1090 & 345./ SYLVESTER COTTON : "Pay Day Blues" (1948), "Three Cent Stamp Blues" (1948) & "Sak-relation Blues (1948) - Extrait du cd-C/4 du coffret "Garden City Blues - Detroit's Jumping Scene 1948-1960", paru en 2015 sur le label JSP Records. - Première diffusion le 19.02.2024 - 31.

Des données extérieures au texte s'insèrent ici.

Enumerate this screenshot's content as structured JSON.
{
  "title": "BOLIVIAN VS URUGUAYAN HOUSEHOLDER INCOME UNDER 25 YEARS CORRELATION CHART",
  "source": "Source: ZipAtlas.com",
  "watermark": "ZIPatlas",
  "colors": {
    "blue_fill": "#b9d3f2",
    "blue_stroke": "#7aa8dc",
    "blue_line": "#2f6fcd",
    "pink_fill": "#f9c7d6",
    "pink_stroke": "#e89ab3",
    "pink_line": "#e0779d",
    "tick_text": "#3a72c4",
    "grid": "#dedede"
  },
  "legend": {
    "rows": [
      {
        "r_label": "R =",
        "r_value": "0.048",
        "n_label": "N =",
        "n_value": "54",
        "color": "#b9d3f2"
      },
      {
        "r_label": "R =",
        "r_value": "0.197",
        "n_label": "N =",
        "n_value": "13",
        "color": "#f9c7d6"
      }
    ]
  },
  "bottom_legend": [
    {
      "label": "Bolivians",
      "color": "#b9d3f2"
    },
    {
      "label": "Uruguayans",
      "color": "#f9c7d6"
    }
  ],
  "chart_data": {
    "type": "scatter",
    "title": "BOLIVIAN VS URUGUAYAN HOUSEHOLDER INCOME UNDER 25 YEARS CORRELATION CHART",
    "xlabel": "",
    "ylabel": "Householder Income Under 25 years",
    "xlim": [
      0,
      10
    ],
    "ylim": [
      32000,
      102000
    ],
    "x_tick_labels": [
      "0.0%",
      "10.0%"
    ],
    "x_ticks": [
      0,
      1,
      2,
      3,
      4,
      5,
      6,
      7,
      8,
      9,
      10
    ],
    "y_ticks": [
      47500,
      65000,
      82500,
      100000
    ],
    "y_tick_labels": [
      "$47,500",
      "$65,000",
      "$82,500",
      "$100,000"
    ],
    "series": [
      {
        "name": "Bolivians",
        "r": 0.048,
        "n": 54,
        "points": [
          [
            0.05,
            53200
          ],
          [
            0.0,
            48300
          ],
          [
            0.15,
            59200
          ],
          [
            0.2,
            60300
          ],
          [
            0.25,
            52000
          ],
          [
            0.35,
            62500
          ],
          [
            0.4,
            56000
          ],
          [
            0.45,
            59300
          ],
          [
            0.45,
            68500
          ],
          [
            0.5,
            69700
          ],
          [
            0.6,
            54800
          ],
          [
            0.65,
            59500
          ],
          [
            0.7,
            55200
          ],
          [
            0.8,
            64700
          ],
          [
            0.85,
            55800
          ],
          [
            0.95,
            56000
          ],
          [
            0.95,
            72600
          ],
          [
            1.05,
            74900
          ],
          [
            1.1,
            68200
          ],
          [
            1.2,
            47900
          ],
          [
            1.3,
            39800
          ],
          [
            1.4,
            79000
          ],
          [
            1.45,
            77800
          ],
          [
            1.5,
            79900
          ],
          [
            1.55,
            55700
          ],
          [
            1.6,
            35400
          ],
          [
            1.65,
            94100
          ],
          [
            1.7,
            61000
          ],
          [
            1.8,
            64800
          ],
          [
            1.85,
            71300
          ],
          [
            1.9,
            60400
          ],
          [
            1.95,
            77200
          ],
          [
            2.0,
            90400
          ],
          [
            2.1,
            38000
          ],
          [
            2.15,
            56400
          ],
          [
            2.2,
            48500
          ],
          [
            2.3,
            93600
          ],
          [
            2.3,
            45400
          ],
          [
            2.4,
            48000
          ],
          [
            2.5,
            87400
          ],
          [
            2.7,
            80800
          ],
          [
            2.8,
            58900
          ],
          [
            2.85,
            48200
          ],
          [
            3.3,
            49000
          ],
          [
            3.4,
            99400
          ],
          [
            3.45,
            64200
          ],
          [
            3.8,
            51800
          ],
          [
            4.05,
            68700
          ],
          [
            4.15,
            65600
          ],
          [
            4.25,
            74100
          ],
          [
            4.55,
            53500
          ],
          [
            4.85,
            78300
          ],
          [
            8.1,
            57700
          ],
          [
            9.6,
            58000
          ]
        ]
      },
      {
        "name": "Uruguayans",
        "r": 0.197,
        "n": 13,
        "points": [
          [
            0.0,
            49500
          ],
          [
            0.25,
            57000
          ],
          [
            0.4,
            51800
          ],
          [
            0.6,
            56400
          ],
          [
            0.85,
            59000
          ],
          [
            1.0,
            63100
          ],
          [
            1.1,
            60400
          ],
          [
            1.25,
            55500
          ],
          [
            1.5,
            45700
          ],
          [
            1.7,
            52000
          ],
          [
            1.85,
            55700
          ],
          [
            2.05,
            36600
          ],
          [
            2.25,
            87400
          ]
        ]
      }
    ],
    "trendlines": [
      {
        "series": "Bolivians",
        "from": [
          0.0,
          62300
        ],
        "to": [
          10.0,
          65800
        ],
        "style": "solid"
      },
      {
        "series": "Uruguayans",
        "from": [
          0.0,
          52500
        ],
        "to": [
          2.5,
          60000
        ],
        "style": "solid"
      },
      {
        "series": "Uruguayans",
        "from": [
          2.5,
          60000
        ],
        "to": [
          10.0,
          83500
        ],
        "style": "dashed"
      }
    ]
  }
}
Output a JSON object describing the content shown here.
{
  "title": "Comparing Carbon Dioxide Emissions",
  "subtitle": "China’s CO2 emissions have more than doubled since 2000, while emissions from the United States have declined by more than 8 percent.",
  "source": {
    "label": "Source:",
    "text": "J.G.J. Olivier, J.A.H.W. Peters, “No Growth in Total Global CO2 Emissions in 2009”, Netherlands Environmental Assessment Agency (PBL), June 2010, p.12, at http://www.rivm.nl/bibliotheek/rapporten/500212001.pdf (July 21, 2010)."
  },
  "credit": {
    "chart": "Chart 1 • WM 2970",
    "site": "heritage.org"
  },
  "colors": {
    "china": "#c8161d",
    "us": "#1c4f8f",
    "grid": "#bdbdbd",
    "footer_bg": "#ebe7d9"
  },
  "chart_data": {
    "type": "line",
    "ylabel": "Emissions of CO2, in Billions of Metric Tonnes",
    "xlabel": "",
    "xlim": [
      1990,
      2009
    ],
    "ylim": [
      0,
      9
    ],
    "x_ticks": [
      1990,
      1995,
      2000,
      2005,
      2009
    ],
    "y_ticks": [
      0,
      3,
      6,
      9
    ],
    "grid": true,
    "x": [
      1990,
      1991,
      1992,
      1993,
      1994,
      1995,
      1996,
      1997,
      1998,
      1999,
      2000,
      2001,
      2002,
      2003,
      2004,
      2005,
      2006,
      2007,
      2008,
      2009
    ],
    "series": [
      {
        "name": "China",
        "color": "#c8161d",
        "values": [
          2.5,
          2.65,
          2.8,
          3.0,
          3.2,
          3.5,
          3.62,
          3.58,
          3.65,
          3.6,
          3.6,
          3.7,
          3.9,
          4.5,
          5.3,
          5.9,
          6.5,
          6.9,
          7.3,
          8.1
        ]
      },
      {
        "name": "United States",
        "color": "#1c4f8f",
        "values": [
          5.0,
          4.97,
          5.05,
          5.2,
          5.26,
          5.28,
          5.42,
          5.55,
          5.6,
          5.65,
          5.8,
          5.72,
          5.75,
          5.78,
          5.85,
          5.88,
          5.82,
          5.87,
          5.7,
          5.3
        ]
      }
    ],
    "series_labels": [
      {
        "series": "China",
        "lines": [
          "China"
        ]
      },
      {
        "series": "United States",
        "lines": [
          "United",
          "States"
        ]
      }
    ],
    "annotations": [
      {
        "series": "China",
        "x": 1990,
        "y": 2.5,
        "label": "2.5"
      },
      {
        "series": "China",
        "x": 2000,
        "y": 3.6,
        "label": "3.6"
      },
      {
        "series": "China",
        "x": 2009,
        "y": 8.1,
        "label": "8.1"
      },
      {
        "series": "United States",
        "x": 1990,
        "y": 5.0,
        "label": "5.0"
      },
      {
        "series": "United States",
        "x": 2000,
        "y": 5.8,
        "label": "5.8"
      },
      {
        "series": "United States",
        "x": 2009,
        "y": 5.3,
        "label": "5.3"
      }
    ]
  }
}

Sylvester Cotton est un bluesman fantôme : presque aucune trace biographique, mais une empreinte sonore unique ; il est l’un des bluesmen les plus mystérieux et fascinants du Detroit Blues — un musicien dont l’œuvre est minuscule, mais dont l’impact est immense pour ceux qui connaissent vraiment cette scène. Chanteur et guitariste de Detroit, actif entre les années 1940–1950. Né dans le Sud (probablement le Mississippi), il migre à Detroit comme beaucoup de bluesmen de l’époque, attiré par les usines automobiles et une scène musicale en pleine ébullition. Il n’a jamais enregistré d’album, n’a jamais eu de carrière commerciale, et pourtant il est devenu une figure culte grâce à quelques sessions privées captées par le producteur Joe Von Battle et ces enregistrements sont parmi les plus bruts, les plus intenses, les plus “Delta” jamais captés à Detroit. Sylvester Cotton, c’est un blues rural, presque archaïque, transplanté à la ville ; c'est une voix âpre, profonde, chargée de tension, accompagnée par un jeu de guitare accoustique percussif, hypnotique, proche de John Lee Hooker mais plus mélodique ; une manière de chanter comme si chaque phrase était arrachée à la vie. Il représente le Detroit Blues à côté de John Lee Hooker : un blues sans compromis, sans arrangements, sans studio, juste l’homme et sa guitare. Ses enregistrements sont rares mais on en trouve réunis vingt sur le cd 3 du coffret 4 disques du coffret "Garden City Blues" paru dans la collection de JSP Records, en 2015 ; ce sont des performances spontanées, d’une intensité presque primitive, minimaliste, répétitive, vix habitée, trances blues du Sud jouées dans le Nord. Sylvester Cotton c’est le blues non civilisé, non urbanisé, capté avant que le blues de Detroit ne devienne le Motown Sound. Visiblement Sylvester Cotton n’a jamais cherché la carrière avec son blues, ses enregistrements sont des sessions informelles, souvent faites dans l’arrière-boutique du producteur local Joe Von Battle, il n’a pas eu la chance d'être signé, produit et distribué par un label, de bénéficier d'un manager, ou d’avoir un hit commercial et ce qui en fait un trésor caché de l'histoire du blues ainsi qu'un témoin essentiel de ce que le blues de Détroit était avant de devenir un réel genre commercial. - Christian-Edziré Déquesnes.

 




lundi 10 août 2026

1089 & 341./ JOHN LEE HOOKER : "Catfish" (1951) , EDDIE BURNS : "Decoration Day Blues" (1951) & BIG JACK REYNOLDS : "Going Down South" (Early 60's - Detroit) - Extrait du cd-B/4 du coffret "Garden City Blues - Detroit's Jumping Scene 1948-1960", paru en 2015 sur le label JSP Records. - Première diffusion le 18.02.2024 - 26.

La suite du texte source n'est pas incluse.